The Pakistani elite, and especially its military, have for decades enjoyed a
mercenary relationship with US imperialism at the expense of the Pakistani
people. Beginning with Ayub Khan in the mid-1950s and continuing through the
only recently removed Musharraf, Washington has sponsored a succession of
right-wing military dictatorships in Pakistan.
But of the major states in the region, Pakistan is the one whose internal
equilibrium and strategic interests are most immediately threatened by the
US war to subjugate Afghanistan and its attempt to make India a pivot of its
drive to counter China.
So as to choke off support for the insurgency in Afghanistan, Islamabad has
been pressed by Washington, through financial inducements and repeated
violations of its sovereignty, to wage war in much of the country's
northwest. And the US has made clear that it expects that the military
operations will soon be expanded to include the volatile western province of
Baluchistan.
Previous military offenses in South Waziristan ended in failure, not just
because of the tenacity of the resistance, but because many of the Pashtun
troops reportedly balked at killing their brethren. There are reports that
in the current offensive, the Pakistani military is using predominantly
non-Pashtun troops, but in a country riven by ethno-linguistic and communal
frictions, this could well stoke centrifugal tendencies.

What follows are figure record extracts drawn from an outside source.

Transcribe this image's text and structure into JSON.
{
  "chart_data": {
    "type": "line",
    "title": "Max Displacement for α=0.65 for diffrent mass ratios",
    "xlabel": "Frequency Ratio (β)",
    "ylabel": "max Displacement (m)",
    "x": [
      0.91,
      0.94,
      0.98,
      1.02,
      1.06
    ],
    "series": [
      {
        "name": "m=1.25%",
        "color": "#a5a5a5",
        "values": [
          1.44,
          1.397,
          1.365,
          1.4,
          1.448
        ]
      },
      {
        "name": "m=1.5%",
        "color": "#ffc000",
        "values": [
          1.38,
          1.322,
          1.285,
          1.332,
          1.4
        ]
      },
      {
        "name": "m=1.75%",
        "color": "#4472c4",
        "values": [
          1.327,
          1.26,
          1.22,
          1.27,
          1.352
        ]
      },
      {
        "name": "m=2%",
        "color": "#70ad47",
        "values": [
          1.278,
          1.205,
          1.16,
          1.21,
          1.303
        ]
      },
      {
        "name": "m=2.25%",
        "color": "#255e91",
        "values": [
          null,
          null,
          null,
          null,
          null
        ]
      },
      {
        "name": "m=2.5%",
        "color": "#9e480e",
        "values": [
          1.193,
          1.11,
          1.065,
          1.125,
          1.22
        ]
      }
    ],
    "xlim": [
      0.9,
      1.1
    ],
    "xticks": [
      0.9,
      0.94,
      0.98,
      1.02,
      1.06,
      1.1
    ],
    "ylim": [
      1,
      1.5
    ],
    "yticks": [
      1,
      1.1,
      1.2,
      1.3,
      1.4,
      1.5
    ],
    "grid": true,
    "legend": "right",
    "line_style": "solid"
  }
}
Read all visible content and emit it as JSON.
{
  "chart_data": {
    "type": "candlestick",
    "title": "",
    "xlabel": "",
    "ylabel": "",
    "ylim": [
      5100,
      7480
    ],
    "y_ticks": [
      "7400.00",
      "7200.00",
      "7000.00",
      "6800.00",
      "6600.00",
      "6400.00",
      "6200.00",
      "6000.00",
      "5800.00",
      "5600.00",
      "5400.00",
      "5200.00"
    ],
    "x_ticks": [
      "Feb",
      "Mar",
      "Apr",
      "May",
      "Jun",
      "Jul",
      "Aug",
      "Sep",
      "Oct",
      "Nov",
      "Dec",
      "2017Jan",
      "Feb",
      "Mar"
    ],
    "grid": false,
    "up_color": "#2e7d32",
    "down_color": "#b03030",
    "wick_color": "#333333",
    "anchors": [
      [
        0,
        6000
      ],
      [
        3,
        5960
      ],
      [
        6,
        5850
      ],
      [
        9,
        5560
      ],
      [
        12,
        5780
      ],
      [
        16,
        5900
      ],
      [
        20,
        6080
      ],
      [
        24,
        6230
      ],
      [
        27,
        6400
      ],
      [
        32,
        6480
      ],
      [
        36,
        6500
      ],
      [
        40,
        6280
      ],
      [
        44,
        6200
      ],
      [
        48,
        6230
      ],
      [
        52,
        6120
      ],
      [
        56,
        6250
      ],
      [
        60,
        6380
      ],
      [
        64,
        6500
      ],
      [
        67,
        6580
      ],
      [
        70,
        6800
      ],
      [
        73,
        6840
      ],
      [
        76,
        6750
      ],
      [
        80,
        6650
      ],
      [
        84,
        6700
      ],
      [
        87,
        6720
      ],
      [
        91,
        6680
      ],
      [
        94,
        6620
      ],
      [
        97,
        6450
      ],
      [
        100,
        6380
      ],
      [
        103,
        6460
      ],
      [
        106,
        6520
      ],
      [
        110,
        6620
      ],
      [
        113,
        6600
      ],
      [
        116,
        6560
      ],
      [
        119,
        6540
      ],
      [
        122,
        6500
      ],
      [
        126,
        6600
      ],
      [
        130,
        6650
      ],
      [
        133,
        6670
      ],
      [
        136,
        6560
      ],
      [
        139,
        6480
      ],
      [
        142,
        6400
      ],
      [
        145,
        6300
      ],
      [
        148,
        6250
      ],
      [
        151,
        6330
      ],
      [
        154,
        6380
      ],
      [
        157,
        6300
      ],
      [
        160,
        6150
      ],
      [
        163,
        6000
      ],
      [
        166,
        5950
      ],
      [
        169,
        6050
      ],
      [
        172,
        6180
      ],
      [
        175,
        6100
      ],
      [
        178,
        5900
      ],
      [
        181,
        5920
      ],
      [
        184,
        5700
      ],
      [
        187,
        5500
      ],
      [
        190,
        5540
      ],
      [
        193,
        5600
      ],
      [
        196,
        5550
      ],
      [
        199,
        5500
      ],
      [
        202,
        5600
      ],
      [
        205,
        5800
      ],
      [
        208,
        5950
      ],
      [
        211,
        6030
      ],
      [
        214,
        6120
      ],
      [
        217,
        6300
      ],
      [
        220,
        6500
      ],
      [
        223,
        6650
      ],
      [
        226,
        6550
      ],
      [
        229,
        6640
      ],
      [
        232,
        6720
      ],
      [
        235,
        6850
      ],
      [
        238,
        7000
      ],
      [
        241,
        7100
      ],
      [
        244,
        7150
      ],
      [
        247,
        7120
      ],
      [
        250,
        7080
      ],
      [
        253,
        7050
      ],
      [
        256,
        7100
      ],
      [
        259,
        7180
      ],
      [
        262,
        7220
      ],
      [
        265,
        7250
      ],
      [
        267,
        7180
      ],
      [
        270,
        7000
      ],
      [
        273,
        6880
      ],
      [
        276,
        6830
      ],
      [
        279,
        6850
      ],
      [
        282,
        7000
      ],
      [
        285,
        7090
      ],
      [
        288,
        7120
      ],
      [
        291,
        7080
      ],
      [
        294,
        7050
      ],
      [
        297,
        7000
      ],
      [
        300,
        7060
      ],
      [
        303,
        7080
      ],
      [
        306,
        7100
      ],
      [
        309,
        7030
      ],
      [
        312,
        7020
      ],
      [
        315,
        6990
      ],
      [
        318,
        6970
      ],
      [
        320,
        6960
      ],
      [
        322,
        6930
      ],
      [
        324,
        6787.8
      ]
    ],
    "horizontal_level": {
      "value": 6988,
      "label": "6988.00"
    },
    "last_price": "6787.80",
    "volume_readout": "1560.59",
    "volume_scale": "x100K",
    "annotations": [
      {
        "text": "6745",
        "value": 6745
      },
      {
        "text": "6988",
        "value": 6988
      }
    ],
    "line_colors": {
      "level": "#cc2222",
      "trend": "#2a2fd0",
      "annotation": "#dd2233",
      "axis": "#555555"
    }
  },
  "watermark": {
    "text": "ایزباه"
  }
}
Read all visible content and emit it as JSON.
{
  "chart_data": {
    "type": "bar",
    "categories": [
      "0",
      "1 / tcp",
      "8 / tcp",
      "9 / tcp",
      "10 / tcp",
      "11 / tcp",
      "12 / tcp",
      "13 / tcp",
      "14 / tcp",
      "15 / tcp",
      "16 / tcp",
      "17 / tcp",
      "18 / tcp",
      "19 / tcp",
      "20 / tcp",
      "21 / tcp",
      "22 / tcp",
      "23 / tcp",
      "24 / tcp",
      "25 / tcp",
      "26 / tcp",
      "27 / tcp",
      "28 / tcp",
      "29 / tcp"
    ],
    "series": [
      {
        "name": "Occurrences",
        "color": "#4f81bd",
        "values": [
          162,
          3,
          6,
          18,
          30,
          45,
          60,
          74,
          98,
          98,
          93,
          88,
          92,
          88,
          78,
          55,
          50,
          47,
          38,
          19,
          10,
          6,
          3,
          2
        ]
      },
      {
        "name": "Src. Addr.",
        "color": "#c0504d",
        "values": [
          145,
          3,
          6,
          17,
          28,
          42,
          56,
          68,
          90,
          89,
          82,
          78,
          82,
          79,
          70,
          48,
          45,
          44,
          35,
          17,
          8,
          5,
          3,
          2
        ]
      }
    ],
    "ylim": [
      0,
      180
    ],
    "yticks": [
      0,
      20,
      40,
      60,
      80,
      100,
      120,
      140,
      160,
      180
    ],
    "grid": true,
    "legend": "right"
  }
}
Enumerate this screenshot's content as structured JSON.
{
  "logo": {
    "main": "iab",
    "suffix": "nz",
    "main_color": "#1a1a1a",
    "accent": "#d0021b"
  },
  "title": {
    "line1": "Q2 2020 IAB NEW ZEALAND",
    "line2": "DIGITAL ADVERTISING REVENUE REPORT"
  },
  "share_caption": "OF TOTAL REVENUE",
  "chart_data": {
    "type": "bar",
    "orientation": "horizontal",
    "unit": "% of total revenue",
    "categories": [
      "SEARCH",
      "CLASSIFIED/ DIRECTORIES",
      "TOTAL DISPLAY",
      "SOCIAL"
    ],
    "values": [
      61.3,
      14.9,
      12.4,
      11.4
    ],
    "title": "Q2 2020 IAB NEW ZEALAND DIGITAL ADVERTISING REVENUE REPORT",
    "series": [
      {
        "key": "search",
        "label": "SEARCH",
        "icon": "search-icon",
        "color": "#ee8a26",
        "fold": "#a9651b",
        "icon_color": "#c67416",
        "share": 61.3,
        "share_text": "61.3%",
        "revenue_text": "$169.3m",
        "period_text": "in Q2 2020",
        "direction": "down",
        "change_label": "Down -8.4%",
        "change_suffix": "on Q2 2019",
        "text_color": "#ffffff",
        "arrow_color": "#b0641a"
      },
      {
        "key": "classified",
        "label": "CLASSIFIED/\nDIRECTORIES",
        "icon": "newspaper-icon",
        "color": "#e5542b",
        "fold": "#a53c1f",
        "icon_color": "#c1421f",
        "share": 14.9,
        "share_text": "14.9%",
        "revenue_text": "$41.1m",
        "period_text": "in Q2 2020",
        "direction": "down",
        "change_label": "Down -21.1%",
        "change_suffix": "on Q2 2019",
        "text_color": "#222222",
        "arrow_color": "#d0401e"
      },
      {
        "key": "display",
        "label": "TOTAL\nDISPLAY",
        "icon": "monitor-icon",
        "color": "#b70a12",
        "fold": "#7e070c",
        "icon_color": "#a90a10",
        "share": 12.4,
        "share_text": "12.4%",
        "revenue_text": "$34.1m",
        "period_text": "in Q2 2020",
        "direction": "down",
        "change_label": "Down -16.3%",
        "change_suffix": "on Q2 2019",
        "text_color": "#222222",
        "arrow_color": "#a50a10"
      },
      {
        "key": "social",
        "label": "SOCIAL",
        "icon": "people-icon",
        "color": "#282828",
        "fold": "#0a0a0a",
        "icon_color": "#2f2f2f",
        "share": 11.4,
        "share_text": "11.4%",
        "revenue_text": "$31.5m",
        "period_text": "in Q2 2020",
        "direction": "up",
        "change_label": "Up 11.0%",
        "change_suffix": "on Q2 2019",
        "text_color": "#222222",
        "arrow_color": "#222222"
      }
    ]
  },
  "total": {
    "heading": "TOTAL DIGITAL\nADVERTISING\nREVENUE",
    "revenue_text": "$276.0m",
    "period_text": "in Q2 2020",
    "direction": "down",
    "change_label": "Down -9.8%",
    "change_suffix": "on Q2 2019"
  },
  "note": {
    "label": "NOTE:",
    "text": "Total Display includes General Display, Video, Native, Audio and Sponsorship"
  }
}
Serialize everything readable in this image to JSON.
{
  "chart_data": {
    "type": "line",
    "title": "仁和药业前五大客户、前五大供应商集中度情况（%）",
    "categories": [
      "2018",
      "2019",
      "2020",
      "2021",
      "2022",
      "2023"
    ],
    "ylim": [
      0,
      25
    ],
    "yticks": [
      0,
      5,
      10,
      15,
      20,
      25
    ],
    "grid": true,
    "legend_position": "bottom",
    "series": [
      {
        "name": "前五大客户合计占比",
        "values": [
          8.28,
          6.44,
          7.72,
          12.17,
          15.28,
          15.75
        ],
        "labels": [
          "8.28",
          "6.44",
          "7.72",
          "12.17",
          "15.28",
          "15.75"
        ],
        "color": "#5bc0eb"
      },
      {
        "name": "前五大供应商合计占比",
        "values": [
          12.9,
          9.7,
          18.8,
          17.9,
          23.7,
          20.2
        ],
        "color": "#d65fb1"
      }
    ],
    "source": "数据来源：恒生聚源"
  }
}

Less than two years ago, the Musharraf dictatorship unraveled under the
combined impact of mounting economic crisis, popular opposition to its
support for the US wars in Afghanistan and Iraq, and its denial of basic
democratic rights. The PPP-led government that replaced it has only
implicated Pakistan more deeply in the Afghan war, been forced to accept an
IMF readjustment plan, and, so as to secure the military's support, left
Musharraf and his cronies at liberty.
Within Pakistan's political establishment and military there is enormous
apprehension and resentment at the extent to which Islamabad is being forced
to sacrifice what they perceive to be Pakistan's long-term strategic
interests to secure US objectives, and to do this even as Washington showers
favors on India.
The Pakistani elite is outraged that the US has encouraged India to play an
ever greater role in Afghanistan, even as it demands that Islamabad sever
all ties with the Pashtun-based Taliban and associated Islamist militia.
For its part, India, anxious to prevent Islamabad from using the US
predicament in Afghanistan to gain leverage, has taken an increasingly hard
line against Pakistan, demanding that it suppress Kashmir insurgent groups
in Pakistan with the same vigor that it is battling the Pakistani Taliban.
The anxieties of the Pakistani elite over their rapidly deteriorating
geopolitical position found expression this week in statements from Interior
Minister Rehman Malik. First he charged that India is behind unrest in
Baluchistan. Later he amplified the charge, saying that New Delhi is behind
most terrorist attacks in Pakistan.
Said Malik, "We have solid evidence not only in Baluchistan [that] India is
involved in almost every terrorist activity in Pakistan." India, Malik
complained, routinely makes threats against Pakistan. He then added, "We are
a nuclear state and not so weak. We better know how to retaliate."
The US ruling elite's attempt to offset its economic decline through wars of
aggression is destabilizing world geopolitics and throwing fuel on
longstanding conflicts. If imperialism is to be prevented from reprising the
catastrophes of the 20th century, the international working class must be
mobilized against capitalism and the outmoded nation-state system.